The $100 Billion Question: How Can Investors Find the Next Netflix?
Netflix is a shining star of Silicon Valley and technology stocks. It recently passed $100 billion in market capitalization, and its stock price has skyrocketed from $25 per share five years ago to $275 per share in January 2018.
Stock analysts often look at successful stocks like Netflix, and attempt to find patterns and indicators of success that might be present in other companies; if that analysis can find enough similarities, they may have found a winning stock that is poised to follow a similar path. With that in mind, let’s look at three of the biggest reasons for Netflix’s success, and consider what other companies share those traits.
One key to success in technology stocks is scalability, or the ability to create a product or service once and deliver it again and again. This is true in both software as a service (SAAS) companies and content companies. For example, Netflix can spend money once to create a new movie or series, and then show that movie or series to streaming subscribers again and again with minimal additional cost. It also uses its extensive infrastructure to stream movies and shows licensed by other content creators, like major Hollywood movie studios.
If you are looking for a similar stock in the content sphere, you may be excited by Spotify. The European startup offers a similar service to Netflix, except with a focus on music and audio instead of movies and video. While its hybrid advertising- and subscription-based platform works a little differently than Netflix, it is on track for a 2018 IPO in the United States that may be an interesting (if risky) choice for your investment dollars.
Data-Driven Marketing to Existing Customers
Netflix was a pioneer in marketing to existing customers, and their unique methods led to some serious customer loyalty. Based on what you already like, it suggests new movies and shows you might like. That keeps you watching—and paying those monthly subscription fees.
Netflix is by no means alone in using data to keep existing customers engaged. Amazon, for instance, uses similar tactics to advertise products to existing customers based on their shopping preferences. But of course, Amazon has already seen huge growth, and part of successful investing is identifying new companies that still have major growth ahead.
One newer company that uses similar methods of advertising to existing customers is Stitch Fix (NASDAQ: SFIX), a personalized styling service. After you sign up, you are sent a personalized delivery and can keep what you want. But with the knowledge of what you already like, Stitch Fix is in a great position to convince one-time customers to become repeat buyers. And with the rise of artificial intelligence and machine learning, those suggestions will keep getting better and better.
Making It Easier for Consumers to Get What They Already Want
Video stores have been around since the 1970s, and consumer desire to watch movies at home hasn’t abated. Netflix took this experience, made it many times more convenient, and packaged it up into a monthly fee. This took the company from about 23 million customers in 2011 to nearly 118 million around the world today. Adding 100 million customers is the same as signing up about one third of the entire United States population.
What Netflix did for the video store, Blue Apron (NYSE:APRN) is trying to do for food. Blue Apron is a meal subscription service that delivers boxes of ingredients with cooking instructions to your door. Where Netflix’s initial value proposition was letting you skip the video rental stores, Blue Apron does the same by allowing you to skip the grocery store and recipe search websites.

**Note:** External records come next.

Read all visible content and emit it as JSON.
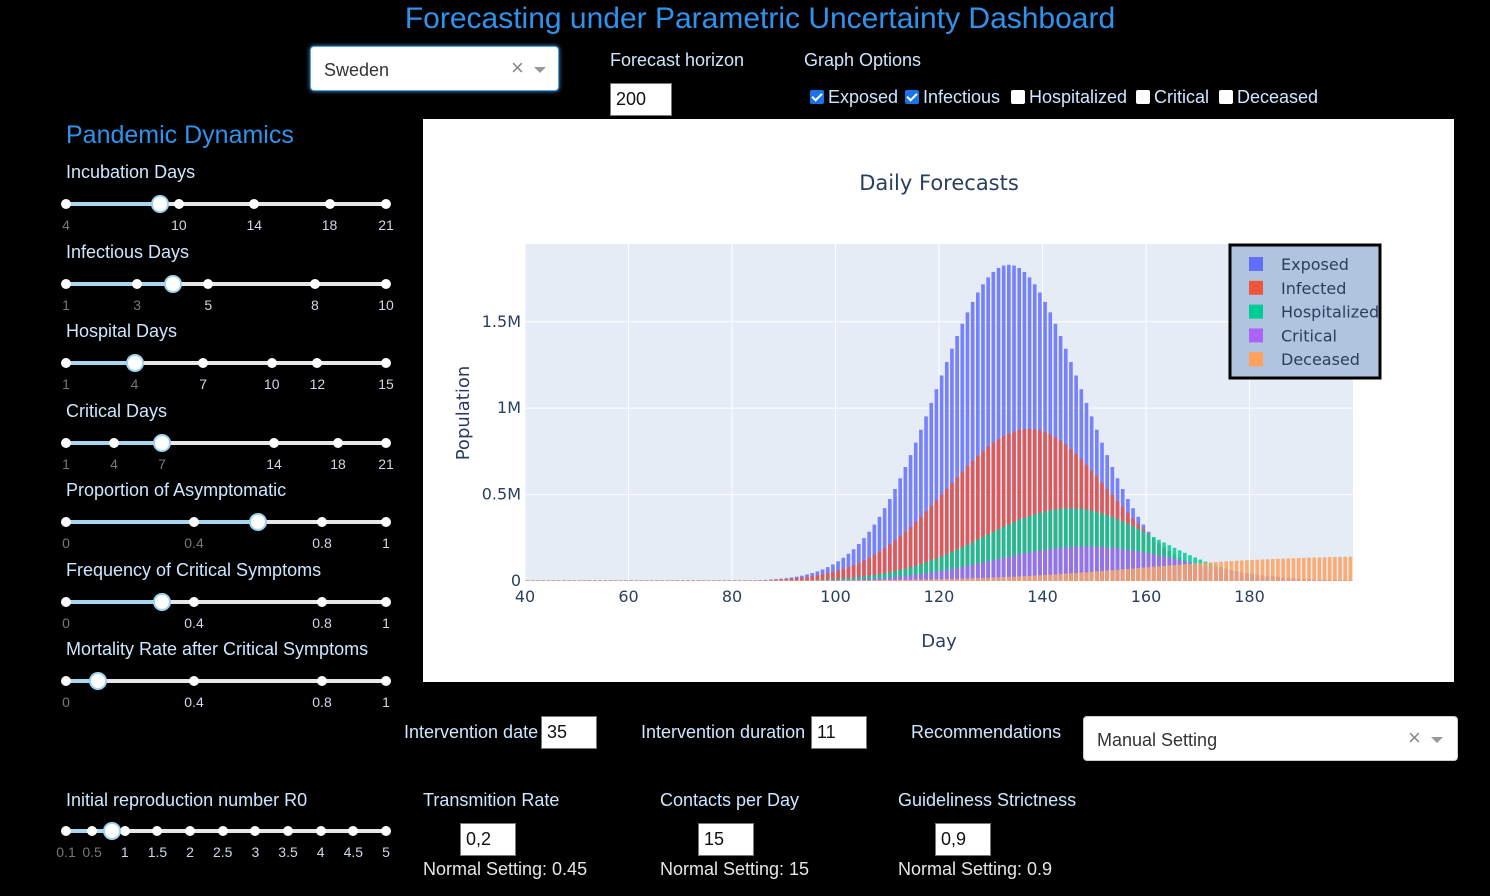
{
  "header": {
    "title": "Forecasting under Parametric Uncertainty Dashboard"
  },
  "country_select": {
    "value": "Sweden",
    "clear_icon": "×"
  },
  "forecast_horizon": {
    "label": "Forecast horizon",
    "value": "200"
  },
  "graph_options": {
    "label": "Graph Options",
    "items": [
      {
        "label": "Exposed",
        "checked": true
      },
      {
        "label": "Infectious",
        "checked": true
      },
      {
        "label": "Hospitalized",
        "checked": false
      },
      {
        "label": "Critical",
        "checked": false
      },
      {
        "label": "Deceased",
        "checked": false
      }
    ]
  },
  "sidebar": {
    "heading": "Pandemic Dynamics",
    "sliders": [
      {
        "label": "Incubation Days",
        "min": 4,
        "max": 21,
        "value": 9,
        "ticks": [
          {
            "v": 4,
            "t": "4",
            "dim": true
          },
          {
            "v": 10,
            "t": "10"
          },
          {
            "v": 14,
            "t": "14"
          },
          {
            "v": 18,
            "t": "18"
          },
          {
            "v": 21,
            "t": "21"
          }
        ]
      },
      {
        "label": "Infectious Days",
        "min": 1,
        "max": 10,
        "value": 4,
        "ticks": [
          {
            "v": 1,
            "t": "1",
            "dim": true
          },
          {
            "v": 3,
            "t": "3",
            "dim": true
          },
          {
            "v": 5,
            "t": "5"
          },
          {
            "v": 8,
            "t": "8"
          },
          {
            "v": 10,
            "t": "10"
          }
        ]
      },
      {
        "label": "Hospital Days",
        "min": 1,
        "max": 15,
        "value": 4,
        "ticks": [
          {
            "v": 1,
            "t": "1",
            "dim": true
          },
          {
            "v": 4,
            "t": "4",
            "dim": true
          },
          {
            "v": 7,
            "t": "7"
          },
          {
            "v": 10,
            "t": "10"
          },
          {
            "v": 12,
            "t": "12"
          },
          {
            "v": 15,
            "t": "15"
          }
        ]
      },
      {
        "label": "Critical Days",
        "min": 1,
        "max": 21,
        "value": 7,
        "ticks": [
          {
            "v": 1,
            "t": "1",
            "dim": true
          },
          {
            "v": 4,
            "t": "4",
            "dim": true
          },
          {
            "v": 7,
            "t": "7",
            "dim": true
          },
          {
            "v": 14,
            "t": "14"
          },
          {
            "v": 18,
            "t": "18"
          },
          {
            "v": 21,
            "t": "21"
          }
        ]
      },
      {
        "label": "Proportion of Asymptomatic",
        "min": 0,
        "max": 1,
        "value": 0.6,
        "ticks": [
          {
            "v": 0,
            "t": "0",
            "dim": true
          },
          {
            "v": 0.4,
            "t": "0.4",
            "dim": true
          },
          {
            "v": 0.8,
            "t": "0.8"
          },
          {
            "v": 1,
            "t": "1"
          }
        ]
      },
      {
        "label": "Frequency of Critical Symptoms",
        "min": 0,
        "max": 1,
        "value": 0.3,
        "ticks": [
          {
            "v": 0,
            "t": "0",
            "dim": true
          },
          {
            "v": 0.4,
            "t": "0.4"
          },
          {
            "v": 0.8,
            "t": "0.8"
          },
          {
            "v": 1,
            "t": "1"
          }
        ]
      },
      {
        "label": "Mortality Rate after Critical Symptoms",
        "min": 0,
        "max": 1,
        "value": 0.1,
        "ticks": [
          {
            "v": 0,
            "t": "0",
            "dim": true
          },
          {
            "v": 0.4,
            "t": "0.4"
          },
          {
            "v": 0.8,
            "t": "0.8"
          },
          {
            "v": 1,
            "t": "1"
          }
        ]
      }
    ]
  },
  "r0_slider": {
    "label": "Initial reproduction number R0",
    "min": 0.1,
    "max": 5,
    "value": 0.8,
    "ticks": [
      {
        "v": 0.1,
        "t": "0.1",
        "dim": true
      },
      {
        "v": 0.5,
        "t": "0.5",
        "dim": true
      },
      {
        "v": 1,
        "t": "1"
      },
      {
        "v": 1.5,
        "t": "1.5"
      },
      {
        "v": 2,
        "t": "2"
      },
      {
        "v": 2.5,
        "t": "2.5"
      },
      {
        "v": 3,
        "t": "3"
      },
      {
        "v": 3.5,
        "t": "3.5"
      },
      {
        "v": 4,
        "t": "4"
      },
      {
        "v": 4.5,
        "t": "4.5"
      },
      {
        "v": 5,
        "t": "5"
      }
    ]
  },
  "intervention": {
    "date_label": "Intervention date",
    "date_value": "35",
    "duration_label": "Intervention duration",
    "duration_value": "11",
    "recommendations_label": "Recommendations",
    "recommendations_value": "Manual Setting"
  },
  "params": {
    "transmission": {
      "label": "Transmition Rate",
      "value": "0,2",
      "normal": "Normal Setting: 0.45"
    },
    "contacts": {
      "label": "Contacts per Day",
      "value": "15",
      "normal": "Normal Setting: 15"
    },
    "strictness": {
      "label": "Guideliness Strictness",
      "value": "0,9",
      "normal": "Normal Setting: 0.9"
    }
  },
  "chart_data": {
    "type": "bar",
    "title": "Daily Forecasts",
    "xlabel": "Day",
    "ylabel": "Population",
    "xlim": [
      40,
      200
    ],
    "ylim": [
      0,
      1950000
    ],
    "x_ticks": [
      40,
      60,
      80,
      100,
      120,
      140,
      160,
      180
    ],
    "y_ticks": [
      {
        "v": 0,
        "t": "0"
      },
      {
        "v": 500000,
        "t": "0.5M"
      },
      {
        "v": 1000000,
        "t": "1M"
      },
      {
        "v": 1500000,
        "t": "1.5M"
      }
    ],
    "barmode": "overlay",
    "legend_position": "top-right",
    "series": [
      {
        "name": "Exposed",
        "color": "#636efa",
        "peak_day": 133,
        "peak": 1830000,
        "sigma_left": 14,
        "sigma_right": 14
      },
      {
        "name": "Infected",
        "color": "#ef553b",
        "peak_day": 137,
        "peak": 880000,
        "sigma_left": 16,
        "sigma_right": 15
      },
      {
        "name": "Hospitalized",
        "color": "#00cc96",
        "peak_day": 145,
        "peak": 420000,
        "sigma_left": 17,
        "sigma_right": 16
      },
      {
        "name": "Critical",
        "color": "#ab63fa",
        "peak_day": 148,
        "peak": 200000,
        "sigma_left": 18,
        "sigma_right": 18
      },
      {
        "name": "Deceased",
        "color": "#ffa15a",
        "type": "cumulative",
        "midpoint": 158,
        "scale": 15,
        "max": 150000
      }
    ]
  }
}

However, it is also important to look beyond the business model to the financials. Blue Apron has struggled for profits, laid off a lot of workers, and watched its stock price fall during a period where Netflix has shown tremendous growth. Still, while you might not want to sink your dollars into Blue Apron, there are some promising competitors in the meal kit delivery space also worth watching. All of the subscription box companies may not survive, but it is likely at least a few will be breakout successes—just like Netflix.
Pay Attention to the Details in Stock Analysis
In many cases, professional investors are not looking for anything an amateur investor couldn’t find. The key to success is looking into both the finances and operations of a company to find one that is undervalued and ready to grow. That is the basic premise behind value investing, the school of thought pioneered by Columbia professor and author Benjamin Graham and touted as the key to success of Warren Buffett, the world’s fourth-richest man.
If you can identify the next big stock before it breaks out, you’ll maybe on track to earning your own millions in the stock market. But one thing is certain: You can’t make it big in the stock market if you don’t take the time for thoughtful analysis around your favorite investing strategy.